— «…родители так много говорили об этой стране, что мне кажется, будто я знаю о ней больше, чем все на этом корабле. Странно: я помню, чему меня учили, а вот папу и маму не помню почти совсем, хотя они умерли недавно. Не знаю, порадовались бы они, если узнали бы, что я возвращаюсь сюда…»
Дайрус с досадой смотрел на Маю:
— А меня уверяла, что ничего о себе не помнишь!
Мая молчала. Дайрус нахмурился и вернулся к чтению:
— «Не знаю, что бы я делала, если бы не встретила принца. Я не помнила, где мой дом, только знала своё имя. Он взял меня, чтобы я помогала его воинам общаться между собой, но, мне кажется, они друг друга понимают и без меня, я их боюсь. Принц Дайрус снова мучился от морской болезни, его рвало почти весь день, он совсем ослабел…» — Если бы громкий хохот не прервал чтение, Дайрус и сам бы остановился. Те неприятные мгновения он предпочёл бы забыть напрочь. Чёрт побери Маю с её писульками! Что ещё она там понаписала о нём и как она вообще посмела?! Если придётся покинуть Сканналию, он бросит девчонку тут!
Дайрус смял книжку в руках и швырнул её в огонь. Мая застыла, глядя на горящую бумагу, потом кинулась к костру. Дим перехватил её, удерживая, пока огонь пожирал свидетельство чужих слабостей. Мая не вырывалась, она прижалась к Диму и сквозь слёзы смотрела то на книгу, то на Дайруса.
— Между прочим, вышло получше, чем раньше, — встрял Сильвестр по прозвищу Монах. Он представлялся поэтом. То ли он сбежал из монастыря, то ли принял обет вести себя как монах, но прозвали его именно так. Он был довольно толст, почти лыс; его черты менялись в зависимости от выражения лица — невозможно было сказать, толстые ли у него губы, широкие ли щёки, даже цвет серых глаз иногда словно менялся. Целый день он где-то шлялся и вот внезапно возник из темноты. Никто не знал, как эта странная личность затесалась в армию Дайруса, зато настроение он поднять умел.
Василь подскочил к ним. От него разило хмелем.
— Вашество, от девчонки заодно не хотите ли избавиться? Я бы её оприходовал…
— В моя страна муссина спрасивать зенсина про её зелание, — глядя в упор на Василя, произнёс Дим. Он вечно коверкал слова, из-за чего над ним все издевались. Дим не обращал внимания на такие мелочи.
Василь медленно обернулся к нему:
— Жёлтая обезьяна что-то сказала? — Он оскалился и передразнил: — А в моя страна мужчина берёт, что хочет, или он не мужчина! — и ехидно оглянулся на Дайруса.

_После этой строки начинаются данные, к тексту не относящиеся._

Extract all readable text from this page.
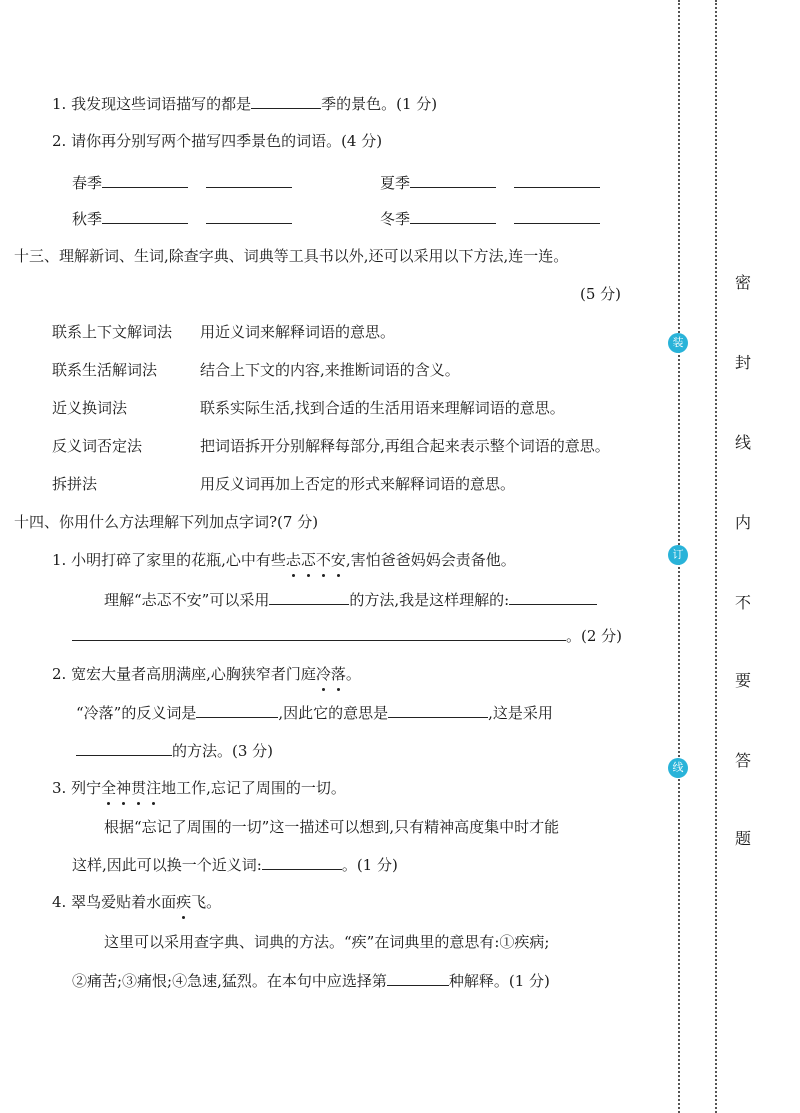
1. 我发现这些词语描写的都是	季的景色。(1 分)
2. 请你再分别写两个描写四季景色的词语。(4 分)
春季	夏季
秋季	冬季
十三、理解新词、生词,除查字典、词典等工具书以外,还可以采用以下方法,连一连。
(5 分)
联系上下文解词法 用近义词来解释词语的意思。
联系生活解词法	结合上下文的内容,来推断词语的含义。
近义换词法	联系实际生活,找到合适的生活用语来理解词语的意思。
反义词否定法	把词语拆开分别解释每部分,再组合起来表示整个词语的意思。
拆拼法	用反义词再加上否定的形式来解释词语的意思。
十四、你用什么方法理解下列加点字词?(7 分)
1. 小明打碎了家里的花瓶,心中有些忐忑不安,害怕爸爸妈妈会责备他。
理解“忐忑不安”可以采用	的方法,我是这样理解的:
。(2 分)
2. 宽宏大量者高朋满座,心胸狭窄者门庭冷落。
“冷落”的反义词是	,因此它的意思是	,这是采用
的方法。(3 分)
3. 列宁全神贯注地工作,忘记了周围的一切。
根据“忘记了周围的一切”这一描述可以想到,只有精神高度集中时才能
这样,因此可以换一个近义词:	。(1 分)
4. 翠鸟爱贴着水面疾飞。
这里可以采用查字典、词典的方法。“疾”在词典里的意思有:①疾病;
②痛苦;③痛恨;④急速,猛烈。在本句中应选择第	种解释。(1 分)
装
订
线
密
封
线
内
不
要
答
题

Дайрус понял, что придётся отреагировать на оскорбление. Пока он думал, Дим вдруг оказался рядом с Василем и нанёс резкий, почти невидимый удар в грудь противника, после чего врезал ему ногой между ног. Василь издал какой-то задушенный стон, повалился на землю и завыл. Пара его приятелей, чьих имён Дайрус не знал, бросилась на помощь — Дим с лёгкостью, словно это ему ничего не стоило, отправил их к Василю. Казалось, Дим с места не тронулся, а оба нападавших уже катались по грязи, причём один явно сломал руку и орал благим матом.